FETÖ bu şeytanî tuzağı,
eski TUBİTAK çalışanı ve FETÖ firarisi Kemalettin Cengiz Erbakırcı'nın geliştirdiği "
Mor Beyin" adlı uygulama ile gerçekleştirmiş.
Herhangi bir şarkıyı dinlemek veya ezan vakitleri öğrenmek maksadıyla internete giren yurdum insanı, "Mor Beyin" tuzağının kapsama alanındaydı.
Çok şükür bu kumpas da deşifre edildi de mağduriyetler bitti.
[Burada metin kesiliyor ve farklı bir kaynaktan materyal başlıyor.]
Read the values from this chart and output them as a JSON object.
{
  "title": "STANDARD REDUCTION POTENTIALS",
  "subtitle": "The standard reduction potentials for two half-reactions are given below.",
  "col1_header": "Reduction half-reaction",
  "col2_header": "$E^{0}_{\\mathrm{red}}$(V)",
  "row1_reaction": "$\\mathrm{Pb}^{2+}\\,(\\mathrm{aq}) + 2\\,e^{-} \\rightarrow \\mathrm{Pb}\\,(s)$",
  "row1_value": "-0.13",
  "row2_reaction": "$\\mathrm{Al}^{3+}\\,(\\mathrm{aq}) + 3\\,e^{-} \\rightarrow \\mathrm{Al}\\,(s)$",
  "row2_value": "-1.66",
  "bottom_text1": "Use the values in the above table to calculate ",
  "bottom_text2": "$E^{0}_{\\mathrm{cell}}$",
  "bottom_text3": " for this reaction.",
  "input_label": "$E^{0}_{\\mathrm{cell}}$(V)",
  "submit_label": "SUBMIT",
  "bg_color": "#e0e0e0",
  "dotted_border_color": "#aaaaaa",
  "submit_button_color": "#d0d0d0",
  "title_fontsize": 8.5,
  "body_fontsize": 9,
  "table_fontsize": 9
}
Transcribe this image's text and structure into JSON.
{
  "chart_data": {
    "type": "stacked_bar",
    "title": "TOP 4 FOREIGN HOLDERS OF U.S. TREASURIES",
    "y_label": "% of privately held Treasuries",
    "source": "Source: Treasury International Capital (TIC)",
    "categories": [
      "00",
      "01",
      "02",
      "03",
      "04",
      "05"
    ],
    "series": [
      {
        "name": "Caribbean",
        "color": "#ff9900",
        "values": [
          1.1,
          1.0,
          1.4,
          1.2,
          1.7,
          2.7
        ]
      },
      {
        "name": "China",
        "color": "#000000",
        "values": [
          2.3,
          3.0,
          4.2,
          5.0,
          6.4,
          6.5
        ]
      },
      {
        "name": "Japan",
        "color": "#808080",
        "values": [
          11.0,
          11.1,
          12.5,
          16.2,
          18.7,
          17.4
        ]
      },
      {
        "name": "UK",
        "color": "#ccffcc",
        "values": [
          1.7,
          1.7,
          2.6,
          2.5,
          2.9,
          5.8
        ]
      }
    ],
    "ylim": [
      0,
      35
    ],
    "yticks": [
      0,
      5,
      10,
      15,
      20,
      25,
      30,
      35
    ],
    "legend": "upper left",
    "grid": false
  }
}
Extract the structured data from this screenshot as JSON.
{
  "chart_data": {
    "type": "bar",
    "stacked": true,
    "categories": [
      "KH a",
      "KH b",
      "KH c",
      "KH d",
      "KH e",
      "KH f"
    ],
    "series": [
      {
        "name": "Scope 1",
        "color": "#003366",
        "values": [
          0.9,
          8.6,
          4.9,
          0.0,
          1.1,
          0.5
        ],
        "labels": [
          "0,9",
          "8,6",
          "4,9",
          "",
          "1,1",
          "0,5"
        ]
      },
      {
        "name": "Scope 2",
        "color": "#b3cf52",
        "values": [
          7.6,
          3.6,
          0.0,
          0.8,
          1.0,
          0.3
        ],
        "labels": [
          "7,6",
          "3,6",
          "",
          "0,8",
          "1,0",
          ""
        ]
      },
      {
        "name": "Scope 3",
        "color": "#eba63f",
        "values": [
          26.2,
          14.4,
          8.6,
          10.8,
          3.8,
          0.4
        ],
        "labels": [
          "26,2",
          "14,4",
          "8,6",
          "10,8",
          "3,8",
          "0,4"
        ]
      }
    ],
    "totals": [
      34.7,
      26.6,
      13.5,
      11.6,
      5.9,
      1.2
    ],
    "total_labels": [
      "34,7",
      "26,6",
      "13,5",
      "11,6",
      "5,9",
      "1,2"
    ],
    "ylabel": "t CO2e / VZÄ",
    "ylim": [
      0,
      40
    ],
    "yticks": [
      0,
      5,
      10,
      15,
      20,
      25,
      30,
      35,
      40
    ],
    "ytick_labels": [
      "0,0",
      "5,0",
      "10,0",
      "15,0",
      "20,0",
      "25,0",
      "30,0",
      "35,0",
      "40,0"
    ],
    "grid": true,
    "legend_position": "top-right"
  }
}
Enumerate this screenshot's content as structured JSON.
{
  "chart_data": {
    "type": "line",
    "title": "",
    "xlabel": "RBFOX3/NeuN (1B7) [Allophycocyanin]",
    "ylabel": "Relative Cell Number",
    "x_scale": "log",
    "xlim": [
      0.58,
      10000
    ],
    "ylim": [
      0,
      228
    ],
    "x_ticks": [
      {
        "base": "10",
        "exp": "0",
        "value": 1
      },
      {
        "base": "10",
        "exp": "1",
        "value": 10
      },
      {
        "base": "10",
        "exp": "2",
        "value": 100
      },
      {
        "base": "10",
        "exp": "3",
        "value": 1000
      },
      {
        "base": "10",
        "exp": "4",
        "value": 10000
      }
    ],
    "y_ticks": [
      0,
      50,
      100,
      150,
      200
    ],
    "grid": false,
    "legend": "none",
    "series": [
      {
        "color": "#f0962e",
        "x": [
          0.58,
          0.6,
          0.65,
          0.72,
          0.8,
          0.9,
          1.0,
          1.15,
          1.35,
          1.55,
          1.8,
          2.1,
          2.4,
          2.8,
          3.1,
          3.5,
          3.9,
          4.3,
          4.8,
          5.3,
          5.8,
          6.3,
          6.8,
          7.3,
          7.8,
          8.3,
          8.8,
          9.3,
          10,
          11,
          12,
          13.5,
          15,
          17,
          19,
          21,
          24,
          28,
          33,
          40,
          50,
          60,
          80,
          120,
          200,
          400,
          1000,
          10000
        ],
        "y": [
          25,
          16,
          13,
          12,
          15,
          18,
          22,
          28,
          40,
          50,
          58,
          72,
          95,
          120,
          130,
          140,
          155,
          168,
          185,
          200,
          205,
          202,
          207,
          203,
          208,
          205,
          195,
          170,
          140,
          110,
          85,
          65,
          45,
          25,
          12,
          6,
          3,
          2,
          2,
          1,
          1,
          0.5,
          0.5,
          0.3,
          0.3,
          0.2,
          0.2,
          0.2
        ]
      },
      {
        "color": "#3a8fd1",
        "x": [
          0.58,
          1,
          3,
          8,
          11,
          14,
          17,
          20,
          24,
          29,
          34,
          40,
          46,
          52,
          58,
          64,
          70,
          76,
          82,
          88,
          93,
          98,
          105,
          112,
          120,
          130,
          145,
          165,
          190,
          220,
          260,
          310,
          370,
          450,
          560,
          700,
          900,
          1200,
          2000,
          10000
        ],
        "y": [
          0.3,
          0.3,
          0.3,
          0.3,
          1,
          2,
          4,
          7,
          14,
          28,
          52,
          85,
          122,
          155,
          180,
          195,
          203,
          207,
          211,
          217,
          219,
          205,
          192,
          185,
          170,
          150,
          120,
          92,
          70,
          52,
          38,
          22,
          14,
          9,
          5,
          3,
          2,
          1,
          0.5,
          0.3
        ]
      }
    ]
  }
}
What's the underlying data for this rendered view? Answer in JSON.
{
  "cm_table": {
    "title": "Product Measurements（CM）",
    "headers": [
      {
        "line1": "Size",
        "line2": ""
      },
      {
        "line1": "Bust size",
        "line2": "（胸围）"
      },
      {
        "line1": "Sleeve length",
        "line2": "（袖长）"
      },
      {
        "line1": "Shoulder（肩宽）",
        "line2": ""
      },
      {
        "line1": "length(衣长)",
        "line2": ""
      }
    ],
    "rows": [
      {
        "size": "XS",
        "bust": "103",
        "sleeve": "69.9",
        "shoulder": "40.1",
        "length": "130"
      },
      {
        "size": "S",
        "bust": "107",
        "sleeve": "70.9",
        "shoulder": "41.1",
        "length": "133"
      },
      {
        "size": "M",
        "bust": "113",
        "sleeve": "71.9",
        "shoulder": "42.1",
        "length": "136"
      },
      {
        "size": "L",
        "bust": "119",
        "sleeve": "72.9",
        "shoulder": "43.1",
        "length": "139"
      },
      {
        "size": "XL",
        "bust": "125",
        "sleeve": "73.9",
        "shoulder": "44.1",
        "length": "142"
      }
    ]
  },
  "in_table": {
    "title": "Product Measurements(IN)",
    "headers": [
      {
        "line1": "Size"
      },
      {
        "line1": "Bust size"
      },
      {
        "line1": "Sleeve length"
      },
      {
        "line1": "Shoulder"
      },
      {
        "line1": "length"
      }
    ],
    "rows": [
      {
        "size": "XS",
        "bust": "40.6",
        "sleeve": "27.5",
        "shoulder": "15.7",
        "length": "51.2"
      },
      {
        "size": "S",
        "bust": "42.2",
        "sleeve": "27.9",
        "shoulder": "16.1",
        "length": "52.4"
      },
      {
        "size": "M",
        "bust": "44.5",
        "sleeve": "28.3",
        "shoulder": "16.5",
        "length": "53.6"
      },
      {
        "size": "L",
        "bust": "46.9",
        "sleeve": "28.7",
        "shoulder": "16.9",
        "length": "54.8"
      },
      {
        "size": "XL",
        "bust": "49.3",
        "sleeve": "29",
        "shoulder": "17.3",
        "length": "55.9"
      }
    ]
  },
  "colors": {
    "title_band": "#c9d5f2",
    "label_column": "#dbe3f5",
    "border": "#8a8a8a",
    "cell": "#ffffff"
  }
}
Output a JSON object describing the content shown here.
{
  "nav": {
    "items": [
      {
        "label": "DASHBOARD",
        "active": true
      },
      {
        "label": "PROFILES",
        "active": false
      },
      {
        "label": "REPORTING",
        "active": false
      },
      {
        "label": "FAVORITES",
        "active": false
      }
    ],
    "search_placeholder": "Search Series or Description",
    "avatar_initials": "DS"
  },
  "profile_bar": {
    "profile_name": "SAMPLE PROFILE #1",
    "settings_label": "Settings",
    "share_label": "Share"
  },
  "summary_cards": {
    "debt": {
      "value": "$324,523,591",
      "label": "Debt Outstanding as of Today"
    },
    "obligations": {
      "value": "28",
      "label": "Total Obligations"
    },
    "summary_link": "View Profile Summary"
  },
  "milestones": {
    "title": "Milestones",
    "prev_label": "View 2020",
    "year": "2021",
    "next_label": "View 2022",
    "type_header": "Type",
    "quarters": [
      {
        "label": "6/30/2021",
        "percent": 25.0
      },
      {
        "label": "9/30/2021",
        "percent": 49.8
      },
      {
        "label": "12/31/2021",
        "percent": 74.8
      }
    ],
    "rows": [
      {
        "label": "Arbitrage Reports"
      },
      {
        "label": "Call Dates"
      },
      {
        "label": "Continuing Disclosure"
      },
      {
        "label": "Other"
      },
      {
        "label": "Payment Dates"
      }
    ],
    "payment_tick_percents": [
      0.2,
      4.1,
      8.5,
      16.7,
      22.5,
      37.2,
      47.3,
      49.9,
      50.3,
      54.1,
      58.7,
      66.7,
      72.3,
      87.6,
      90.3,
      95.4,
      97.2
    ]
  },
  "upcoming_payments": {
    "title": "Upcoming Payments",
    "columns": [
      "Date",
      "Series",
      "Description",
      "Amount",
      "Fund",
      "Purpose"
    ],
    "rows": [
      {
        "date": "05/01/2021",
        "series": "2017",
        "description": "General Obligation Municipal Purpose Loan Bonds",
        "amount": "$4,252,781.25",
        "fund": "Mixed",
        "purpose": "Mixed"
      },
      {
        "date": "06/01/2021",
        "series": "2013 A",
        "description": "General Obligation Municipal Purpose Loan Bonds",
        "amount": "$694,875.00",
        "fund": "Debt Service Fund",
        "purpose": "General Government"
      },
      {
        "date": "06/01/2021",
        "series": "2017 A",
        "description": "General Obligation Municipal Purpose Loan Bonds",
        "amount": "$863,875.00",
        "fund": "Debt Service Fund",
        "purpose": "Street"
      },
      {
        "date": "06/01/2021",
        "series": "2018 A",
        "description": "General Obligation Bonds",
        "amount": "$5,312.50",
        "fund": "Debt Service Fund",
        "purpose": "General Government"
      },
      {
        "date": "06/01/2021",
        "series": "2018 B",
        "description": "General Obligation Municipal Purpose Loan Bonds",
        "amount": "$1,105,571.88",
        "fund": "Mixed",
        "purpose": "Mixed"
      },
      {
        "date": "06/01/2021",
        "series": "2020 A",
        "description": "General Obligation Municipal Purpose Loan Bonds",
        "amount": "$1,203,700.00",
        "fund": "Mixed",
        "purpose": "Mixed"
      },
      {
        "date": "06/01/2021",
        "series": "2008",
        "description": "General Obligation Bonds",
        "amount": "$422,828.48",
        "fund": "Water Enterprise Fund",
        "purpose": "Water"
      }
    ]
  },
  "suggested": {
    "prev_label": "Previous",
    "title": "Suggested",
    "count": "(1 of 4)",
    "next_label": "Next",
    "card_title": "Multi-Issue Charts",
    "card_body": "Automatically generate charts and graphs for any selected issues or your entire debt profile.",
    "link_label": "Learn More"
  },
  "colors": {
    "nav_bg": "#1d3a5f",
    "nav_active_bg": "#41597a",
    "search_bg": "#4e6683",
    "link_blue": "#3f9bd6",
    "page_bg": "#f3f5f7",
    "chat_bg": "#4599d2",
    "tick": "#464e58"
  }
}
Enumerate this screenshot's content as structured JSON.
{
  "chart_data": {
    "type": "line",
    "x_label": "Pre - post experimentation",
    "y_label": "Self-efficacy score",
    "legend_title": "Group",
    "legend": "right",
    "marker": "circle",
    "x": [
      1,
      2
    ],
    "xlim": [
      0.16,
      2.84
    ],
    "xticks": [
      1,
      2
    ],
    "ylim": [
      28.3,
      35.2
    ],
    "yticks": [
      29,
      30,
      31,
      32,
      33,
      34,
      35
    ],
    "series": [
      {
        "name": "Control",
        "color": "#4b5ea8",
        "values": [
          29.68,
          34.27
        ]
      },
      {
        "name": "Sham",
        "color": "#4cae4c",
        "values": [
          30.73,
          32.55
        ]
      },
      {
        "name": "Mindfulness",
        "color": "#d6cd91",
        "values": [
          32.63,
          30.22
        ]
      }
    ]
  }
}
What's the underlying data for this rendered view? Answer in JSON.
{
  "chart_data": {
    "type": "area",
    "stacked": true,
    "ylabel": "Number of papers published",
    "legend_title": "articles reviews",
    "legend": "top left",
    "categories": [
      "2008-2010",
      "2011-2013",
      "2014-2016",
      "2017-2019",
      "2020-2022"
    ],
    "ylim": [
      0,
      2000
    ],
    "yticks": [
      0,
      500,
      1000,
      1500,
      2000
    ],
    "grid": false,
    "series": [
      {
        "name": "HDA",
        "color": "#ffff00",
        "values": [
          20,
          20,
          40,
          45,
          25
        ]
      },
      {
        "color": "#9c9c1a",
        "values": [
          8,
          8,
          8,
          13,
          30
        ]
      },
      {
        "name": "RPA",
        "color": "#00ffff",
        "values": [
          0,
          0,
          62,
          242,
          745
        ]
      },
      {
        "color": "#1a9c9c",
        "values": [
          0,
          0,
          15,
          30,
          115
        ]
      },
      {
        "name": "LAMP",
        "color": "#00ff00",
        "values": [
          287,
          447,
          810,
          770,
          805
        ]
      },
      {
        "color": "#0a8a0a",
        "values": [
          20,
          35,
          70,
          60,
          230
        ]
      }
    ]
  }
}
Bütün bunlar örgütün hâlâ aktif olduğunun göstergesi.
Malumunuz, 15 Temmuz işgal saldırısına "tiyatro" diyen
FETÖ'nün siyasi ayağı zaten baştan beri aktif.
Hangi süper güçle adı konulmamış bir savaşın içinde olduğumuz unutulmasın.
Mevzubahis olan Türkiye'nin beka sorunudur.
***
Müstevliler amaçlarından vazgeçmediler, vazgeçmeyecekler.
O halde direnişi de tahkim ederek kesintisiz kılmak şart.
Bu vatana gönül veren sağcı solcu, Kürt Türk, Alevi Sünni, muhafazakâr modern herkesi direniş cephesinde toplayacak kuşatıcı bir dili inşa etmek zorundayız.
Sevdirmeliyiz, nefret ettirmemeliyiz.
Kuşatmalıyız, dağıtmamalıyız.
Lakin, mor beyinli bozgunculara, gevşeklere ve AKP'li fırıldaklara karşı da agâh olmalıyız.